Die Bürgerbewegung Pax Europa in einer Pressemitteilung zum Welttierschutztag am 4. Oktober 2016. Pax Europa ist ein islamfeindlicher Verein, der sich unter anderem gegen den Neubau von Moscheen einsetzt. Der Verein steht dem rechtspopulistischen Blog „Politically Incorrect“ nahe.
Was steckt dahinter?
Der Tierschutz hat im Rechtsextremismus Tradition. Das liegt nicht daran, dass Rechtsextreme ein besonders großes Herz für Tiere hätten, sondern an der problemlosen Instrumentalisierung des Themas. Es ist verhältnismäßig leicht, an die Empathie der Bevölkerung zu appellieren, wenn es um Tierquälerei, industrielle Massentierhaltung oder generell das Schlachten geht. Gerade beim Schlachten wird ein Verbot des Schächtens gefordert. Schächten nennt man das rituelle Schlachten ohne vorherige Betäubung der Tiere, was in Teilen des Judentums und des Islams praktiziert wird.
Diese Art der Schlachtung wird von Tierschutzverbänden als besonders brutal eingestuft und ist in Deutschland verboten. Da es sich bei der Religionsfreiheit allerdings um ein wichtiges Grundrecht handelt, können Sondergenehmigungen zum Schächten erteilt werden. Außerdem wurde mit einer elektrischen Kurzzeitbetäubung der Tiere eine Kompromisslösung gefunden. Doch diesen Kompromiss lehnen Rechtsextreme ab, weil es ihnen vordergründig darum geht, die Religionsfreiheit von jüdischen und muslimischen Menschen zu beschränken. Dahinter steckt dann antisemitischer und antimuslimischer Rassismus.
Bereits im späten 19. Jahrhundert gab es zahlreiche Tierschutzvereine, die sich gegen das Schächten und gegen Tierversuche aussprachen und dabei meist antisemitisch argumentierten. So herrschte ein Stereotyp von jüdischen Ärzten vor, die aus wissenschaftlichem Interesse Tierversuche durchführen und diese Tiere dabei bereitwillig quälen würden. In deutschnationalen und völkischen Kreisen verfestigte sich diese Vorstellung zum ohnehin stark ausgeprägten Antisemitismus. Dankbar nahmen wenig später die Nationalsozialisten die Tierschutzdebatte auf, verboten 1933 das Schächten und führten das erste Reichstierschutzgesetz ein. So konnten erste staatliche Repressionen gegen jüdische Menschen auch noch als moralisch notwendig gerechtfertigt werden.
Seit 1945 finden sich die gleichen Motive und Forderungen in Programmen rechtsextremer und rechtspopulistischer Parteien wieder. Der einzige Unterschied ist, dass mit dem vermehrten Zuzug von Menschen muslimischen Glaubens auch der antimuslimische Rassismus eine größere Rolle spielt.
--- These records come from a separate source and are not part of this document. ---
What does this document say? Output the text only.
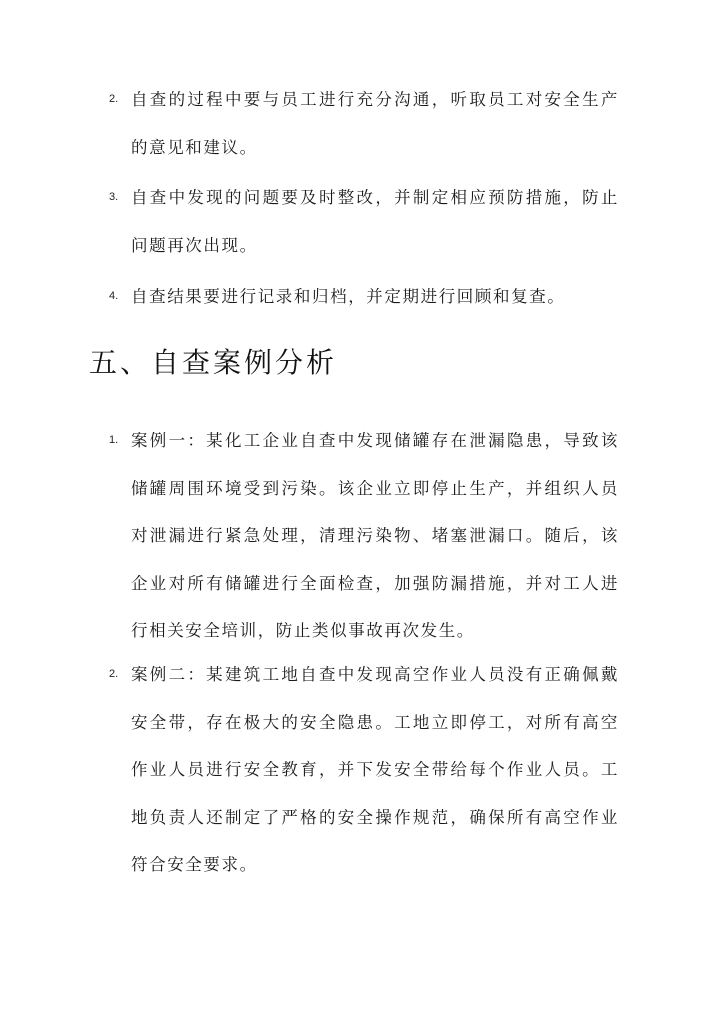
2. 自查的过程中要与员工进行充分沟通，听取员工对安全生产的意见和建议。
3. 自查中发现的问题要及时整改，并制定相应预防措施，防止问题再次出现。
4. 自查结果要进行记录和归档，并定期进行回顾和复查。
五、自查案例分析
1. 案例一：某化工企业自查中发现储罐存在泄漏隐患，导致该储罐周围环境受到污染。该企业立即停止生产，并组织人员对泄漏进行紧急处理，清理污染物、堵塞泄漏口。随后，该企业对所有储罐进行全面检查，加强防漏措施，并对工人进行相关安全培训，防止类似事故再次发生。
2. 案例二：某建筑工地自查中发现高空作业人员没有正确佩戴安全带，存在极大的安全隐患。工地立即停工，对所有高空作业人员进行安全教育，并下发安全带给每个作业人员。工地负责人还制定了严格的安全操作规范，确保所有高空作业符合安全要求。
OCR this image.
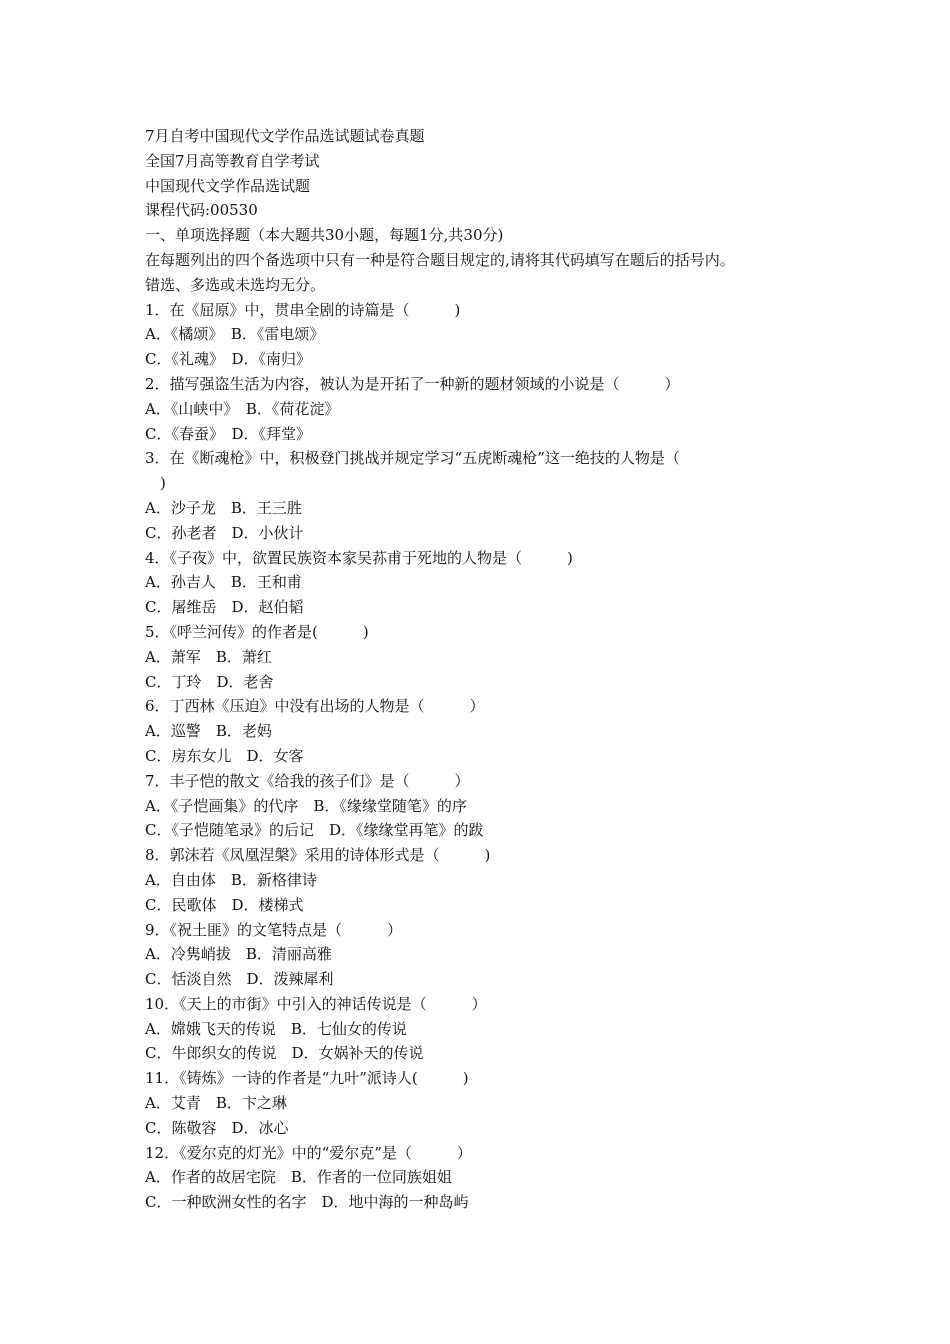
7月自考中国现代文学作品选试题试卷真题
全国7月高等教育自学考试
中国现代文学作品选试题
课程代码:00530
一、单项选择题（本大题共30小题，每题1分,共30分)
在每题列出的四个备选项中只有一种是符合题目规定的,请将其代码填写在题后的括号内。
错选、多选或未选均无分。
1．在《屈原》中，贯串全剧的诗篇是（　　　)
A．《橘颂》　B．《雷电颂》
C．《礼魂》　D．《南归》
2．描写强盗生活为内容，被认为是开拓了一种新的题材领域的小说是（　　　）
A．《山峡中》　B．《荷花淀》
C．《春蚕》　D．《拜堂》
3．在《断魂枪》中，积极登门挑战并规定学习“五虎断魂枪”这一绝技的人物是（
　)
A．沙子龙　B．王三胜
C．孙老者　D．小伙计
4．《子夜》中，欲置民族资本家吴荪甫于死地的人物是（　　　)
A．孙吉人　B．王和甫
C．屠维岳　D．赵伯韬
5．《呼兰河传》的作者是(　　　)
A．萧军　B．萧红
C．丁玲　D．老舍
6．丁西林《压迫》中没有出场的人物是（　　　）
A．巡警　B．老妈
C．房东女儿　D．女客
7．丰子恺的散文《给我的孩子们》是（　　　）
A．《子恺画集》的代序　B．《缘缘堂随笔》的序
C．《子恺随笔录》的后记　D．《缘缘堂再笔》的跋
8．郭沫若《凤凰涅槃》采用的诗体形式是（　　　)
A．自由体　B．新格律诗
C．民歌体　D．楼梯式
9．《祝土匪》的文笔特点是（　　　）
A．冷隽峭拔　B．清丽高雅
C．恬淡自然　D．泼辣犀利
10．《天上的市街》中引入的神话传说是（　　　）
A．嫦娥飞天的传说　B．七仙女的传说
C．牛郎织女的传说　D．女娲补天的传说
11．《铸炼》一诗的作者是“九叶”派诗人(　　　)
A．艾青　B．卞之琳
C．陈敬容　D．冰心
12．《爱尔克的灯光》中的“爱尔克”是（　　　）
A．作者的故居宅院　B．作者的一位同族姐姐
C．一种欧洲女性的名字　D．地中海的一种岛屿
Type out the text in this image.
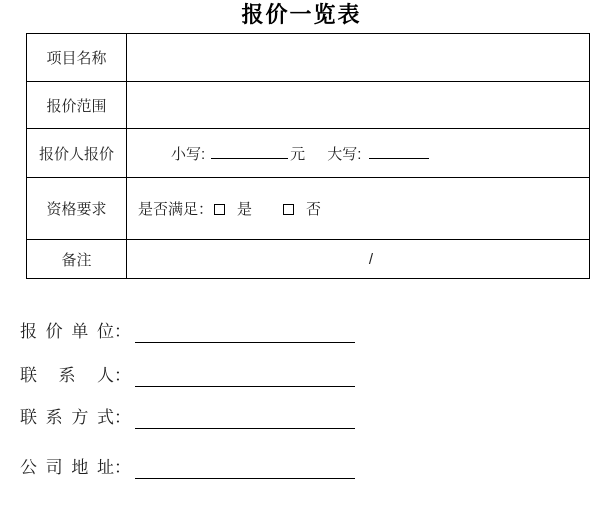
报价一览表
项目名称	
报价范围	
报价人报价	小写: 元 大写:
资格要求	是否满足： 是 否
备注	/
报价单位：
联 系 人：
联系方式：
公司地址：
Bei diesem Zitat geht es dezidiert um „Halal-Schlachthöfe“ und „muslimische Metzger“, weil sich Pax Europa den Islam als Feindbild ausgesucht hat. Erweitert man den Blick allerdings ins weitere Feld des rechtsextremen Spektrums, finden sich dort auch antisemitische Motive, die sich an Argumentationen aus der NS-Zeit orientieren.
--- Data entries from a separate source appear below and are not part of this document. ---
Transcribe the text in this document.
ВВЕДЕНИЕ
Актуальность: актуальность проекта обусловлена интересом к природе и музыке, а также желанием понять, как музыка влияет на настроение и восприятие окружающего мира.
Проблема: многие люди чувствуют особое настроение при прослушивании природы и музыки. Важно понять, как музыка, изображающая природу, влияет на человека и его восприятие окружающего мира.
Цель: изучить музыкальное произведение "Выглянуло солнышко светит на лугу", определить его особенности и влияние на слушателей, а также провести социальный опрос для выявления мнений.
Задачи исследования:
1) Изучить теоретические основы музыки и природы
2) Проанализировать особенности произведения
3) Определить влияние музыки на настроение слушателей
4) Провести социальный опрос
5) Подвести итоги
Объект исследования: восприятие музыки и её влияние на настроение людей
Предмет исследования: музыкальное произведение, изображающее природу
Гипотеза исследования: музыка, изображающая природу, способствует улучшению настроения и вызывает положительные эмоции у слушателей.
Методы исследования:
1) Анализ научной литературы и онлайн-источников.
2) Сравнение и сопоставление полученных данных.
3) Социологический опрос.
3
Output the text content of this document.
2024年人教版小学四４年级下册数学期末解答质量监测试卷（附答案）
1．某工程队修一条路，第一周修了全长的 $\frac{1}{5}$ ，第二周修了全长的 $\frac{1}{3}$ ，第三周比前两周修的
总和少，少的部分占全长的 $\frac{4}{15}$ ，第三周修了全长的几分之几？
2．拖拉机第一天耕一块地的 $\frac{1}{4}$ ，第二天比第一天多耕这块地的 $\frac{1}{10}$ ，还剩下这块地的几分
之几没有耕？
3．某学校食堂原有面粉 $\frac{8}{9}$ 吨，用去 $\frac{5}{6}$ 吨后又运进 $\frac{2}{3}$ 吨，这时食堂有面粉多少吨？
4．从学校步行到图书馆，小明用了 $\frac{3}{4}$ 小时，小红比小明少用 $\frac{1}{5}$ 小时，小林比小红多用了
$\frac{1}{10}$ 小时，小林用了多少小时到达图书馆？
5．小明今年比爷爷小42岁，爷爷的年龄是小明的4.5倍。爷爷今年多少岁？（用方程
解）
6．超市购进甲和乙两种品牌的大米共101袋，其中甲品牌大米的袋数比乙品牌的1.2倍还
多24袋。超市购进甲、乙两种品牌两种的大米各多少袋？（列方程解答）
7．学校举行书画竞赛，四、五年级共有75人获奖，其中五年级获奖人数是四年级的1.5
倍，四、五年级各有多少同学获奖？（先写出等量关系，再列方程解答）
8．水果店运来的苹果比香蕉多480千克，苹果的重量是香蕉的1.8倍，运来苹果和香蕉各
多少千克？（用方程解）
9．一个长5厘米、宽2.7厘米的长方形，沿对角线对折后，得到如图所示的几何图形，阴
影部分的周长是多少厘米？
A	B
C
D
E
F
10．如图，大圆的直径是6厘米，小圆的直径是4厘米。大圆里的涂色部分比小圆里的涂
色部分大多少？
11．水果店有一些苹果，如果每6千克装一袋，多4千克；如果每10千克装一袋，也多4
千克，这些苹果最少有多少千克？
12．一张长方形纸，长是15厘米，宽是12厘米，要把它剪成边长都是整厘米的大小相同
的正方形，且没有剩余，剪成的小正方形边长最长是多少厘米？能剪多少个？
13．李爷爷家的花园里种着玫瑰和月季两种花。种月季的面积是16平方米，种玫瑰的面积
Was lässt sich dem entgegnen?
Mit dem Tierschutz wird von rechtsextremer Seite geschickt ein in der Bevölkerung beliebtes Anliegen bespielt. Daher ist die Argumentation dagegen nicht immer ganz einfach, zumal viele Forderungen deckungsgleich mit denen demokratischer Verbände sind. Es sollte klar benannt werden, dass die Religionsfreiheit nach Art. 4 GG nicht zuletzt vor dem Hintergrund der deutschen Geschichte ein elementares und schützenswertes Grundrecht ist. Der Tierschutz ist zwar ein verfassungsmäßiges Staatsziel nach Art. 20a GG, aber im Zweifelsfall den Grundrechten unterzuordnen.
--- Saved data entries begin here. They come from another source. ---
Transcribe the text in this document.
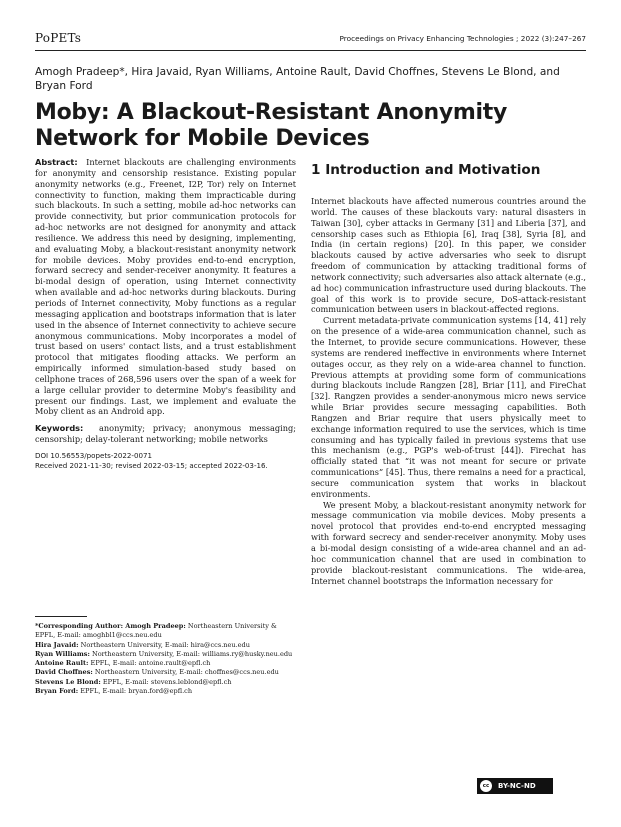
PoPETs	Proceedings on Privacy Enhancing Technologies ; 2022 (3):247–267
Amogh Pradeep*, Hira Javaid, Ryan Williams, Antoine Rault, David Choffnes, Stevens Le Blond, and Bryan Ford
Moby: A Blackout-Resistant Anonymity Network for Mobile Devices

Abstract: Internet blackouts are challenging environments for anonymity and censorship resistance. Existing popular anonymity networks (e.g., Freenet, I2P, Tor) rely on Internet connectivity to function, making them impracticable during such blackouts. In such a setting, mobile ad-hoc networks can provide connectivity, but prior communication protocols for ad-hoc networks are not designed for anonymity and attack resilience. We address this need by designing, implementing, and evaluating Moby, a blackout-resistant anonymity network for mobile devices. Moby provides end-to-end encryption, forward secrecy and sender-receiver anonymity. It features a bi-modal design of operation, using Internet connectivity when available and ad-hoc networks during blackouts. During periods of Internet connectivity, Moby functions as a regular messaging application and bootstraps information that is later used in the absence of Internet connectivity to achieve secure anonymous communications. Moby incorporates a model of trust based on users' contact lists, and a trust establishment protocol that mitigates flooding attacks. We perform an empirically informed simulation-based study based on cellphone traces of 268,596 users over the span of a week for a large cellular provider to determine Moby's feasibility and present our findings. Last, we implement and evaluate the Moby client as an Android app.

Keywords: anonymity; privacy; anonymous messaging; censorship; delay-tolerant networking; mobile networks

DOI 10.56553/popets-2022-0071
Received 2021-11-30; revised 2022-03-15; accepted 2022-03-16.

*Corresponding Author: Amogh Pradeep: Northeastern University & EPFL, E-mail: amoghbl1@ccs.neu.edu

Hira Javaid: Northeastern University, E-mail: hira@ccs.neu.edu

Ryan Williams: Northeastern University, E-mail: williams.ry@husky.neu.edu

Antoine Rault: EPFL, E-mail: antoine.rault@epfl.ch

David Choffnes: Northeastern University, E-mail: choffnes@ccs.neu.edu

Stevens Le Blond: EPFL, E-mail: stevens.leblond@epfl.ch

Bryan Ford: EPFL, E-mail: bryan.ford@epfl.ch

1 Introduction and Motivation

Internet blackouts have affected numerous countries around the world. The causes of these blackouts vary: natural disasters in Taiwan [30], cyber attacks in Germany [31] and Liberia [37], and censorship cases such as Ethiopia [6], Iraq [38], Syria [8], and India (in certain regions) [20]. In this paper, we consider blackouts caused by active adversaries who seek to disrupt freedom of communication by attacking traditional forms of network connectivity; such adversaries also attack alternate (e.g., ad hoc) communication infrastructure used during blackouts. The goal of this work is to provide secure, DoS-attack-resistant communication between users in blackout-affected regions.

Current metadata-private communication systems [14, 41] rely on the presence of a wide-area communication channel, such as the Internet, to provide secure communications. However, these systems are rendered ineffective in environments where Internet outages occur, as they rely on a wide-area channel to function. Previous attempts at providing some form of communications during blackouts include Rangzen [28], Briar [11], and FireChat [32]. Rangzen provides a sender-anonymous micro news service while Briar provides secure messaging capabilities. Both Rangzen and Briar require that users physically meet to exchange information required to use the services, which is time consuming and has typically failed in previous systems that use this mechanism (e.g., PGP's web-of-trust [44]). Firechat has officially stated that “it was not meant for secure or private communications” [45]. Thus, there remains a need for a practical, secure communication system that works in blackout environments.

We present Moby, a blackout-resistant anonymity network for message communication via mobile devices. Moby presents a novel protocol that provides end-to-end encrypted messaging with forward secrecy and sender-receiver anonymity. Moby uses a bi-modal design consisting of a wide-area channel and an ad-hoc communication channel that are used in combination to provide blackout-resistant communications. The wide-area, Internet channel bootstraps the information necessary for

cc	BY-NC-ND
Der demokratische Weg wäre es, einen Kompromiss zu suchen, wie er zum Beispiel mit der elektrischen Kurzzeitbetäubung gefunden wurde. Rechtsextreme sind aber an einem Kompromiss nicht interessiert, da es ihnen nur um Repressionen gegenüber jüdischen und muslimischen Menschen geht. Das sollte in der Auseinandersetzung immer wieder betont und abgelehnt werden.
„Es gibt eine Reihe von Gesetzen in der Tora, im Talmud oder den nachtalmudischen Kodizes, die den Tierschutz zum Gegenstand haben. Die strengen Vorschriften des Schächtens stehen ebenfalls im Zeichen des Tierschutzes.“
Rabbiner Dr. Israel Meir Levinger, 1997
Der Artikel ist Teil des Leitfadens "Wenn Rechtsextreme von Naturschutz reden – Argumente und Mythen".